In order to get over something, you must go through it.
Or at least that’s what I have been telling myself to get over my anxiety. haha !
My anxiety has become an uninvited friend who use to only stop in and visit me once or twice every three months, but has now periodically popped up at least once a week and demands my attention.
It wakes me up, attacks me, and insults all my feelings of stability by trying to replace it with fear.
And because of this, and the fact that I hate being caged or “locked” down by anything, I have decided to put myself in anxious situations to overcome the anxiety and learn my way through it.
This is why I have decided to move from my 3 bedroom, 2 bath townhome (with 2 kids) into who knows what, and I have less than 2 months to do it.
We have called this place home for over 6 years and it has been the greatest place and sense of security I have ever felt aside from living with my parents.
While there are other reasons (one being the best decision for my children) on why I have decided to take on this move, it has mostly stemmed from all my anxiety leading up to being in this place.

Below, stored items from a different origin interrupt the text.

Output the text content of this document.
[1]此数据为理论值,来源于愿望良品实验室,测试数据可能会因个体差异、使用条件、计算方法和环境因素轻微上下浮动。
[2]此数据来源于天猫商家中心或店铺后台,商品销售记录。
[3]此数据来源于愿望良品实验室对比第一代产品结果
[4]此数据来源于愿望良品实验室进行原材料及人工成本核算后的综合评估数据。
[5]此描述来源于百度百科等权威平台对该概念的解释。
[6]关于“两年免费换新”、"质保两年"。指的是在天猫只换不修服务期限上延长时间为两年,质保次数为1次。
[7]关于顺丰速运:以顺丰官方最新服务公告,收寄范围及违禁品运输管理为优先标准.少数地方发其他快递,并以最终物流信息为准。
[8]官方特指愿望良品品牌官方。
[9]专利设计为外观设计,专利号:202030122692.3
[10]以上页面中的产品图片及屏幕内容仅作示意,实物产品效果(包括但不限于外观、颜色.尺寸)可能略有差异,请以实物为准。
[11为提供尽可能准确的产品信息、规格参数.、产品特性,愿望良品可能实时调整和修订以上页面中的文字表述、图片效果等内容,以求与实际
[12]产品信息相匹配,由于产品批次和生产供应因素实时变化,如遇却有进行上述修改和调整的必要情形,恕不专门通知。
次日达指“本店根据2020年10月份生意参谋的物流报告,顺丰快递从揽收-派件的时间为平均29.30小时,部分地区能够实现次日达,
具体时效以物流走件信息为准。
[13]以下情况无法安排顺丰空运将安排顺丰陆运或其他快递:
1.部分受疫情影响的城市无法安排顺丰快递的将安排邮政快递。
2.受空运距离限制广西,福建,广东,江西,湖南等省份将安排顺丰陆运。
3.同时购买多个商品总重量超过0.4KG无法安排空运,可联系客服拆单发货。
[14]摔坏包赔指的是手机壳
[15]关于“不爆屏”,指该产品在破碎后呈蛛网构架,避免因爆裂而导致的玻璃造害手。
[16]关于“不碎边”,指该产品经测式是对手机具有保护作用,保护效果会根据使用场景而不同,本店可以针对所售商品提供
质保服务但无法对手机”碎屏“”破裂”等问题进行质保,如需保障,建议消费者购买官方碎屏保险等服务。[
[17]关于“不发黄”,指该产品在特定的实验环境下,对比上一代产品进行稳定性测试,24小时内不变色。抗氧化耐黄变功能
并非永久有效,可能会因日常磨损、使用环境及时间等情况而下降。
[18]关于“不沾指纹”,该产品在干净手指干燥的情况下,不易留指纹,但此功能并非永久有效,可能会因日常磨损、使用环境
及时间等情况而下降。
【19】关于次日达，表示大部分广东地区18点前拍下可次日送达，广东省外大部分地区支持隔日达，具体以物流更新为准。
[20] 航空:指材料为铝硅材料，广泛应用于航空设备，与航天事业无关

The thing about my anxiety (others may experience it differently) is I know I have control over it. I know I’m stronger and more resilient than the fear or constant voice telling me to overthink everything.
I am mentally exhausted of dealing with it.
So my hope and prayer is that by stepping out on faith and thrusting myself into Jesus’s arms, I will fly into his grace and out of the hands of this anxiety.
Through moving, shedding old things, and opening room for the new, It will be another testament to how resilient he has made me and that I do have the power to take life and live it day by day.
So this week I say cheers to transitions, new beginnings, and closed doors!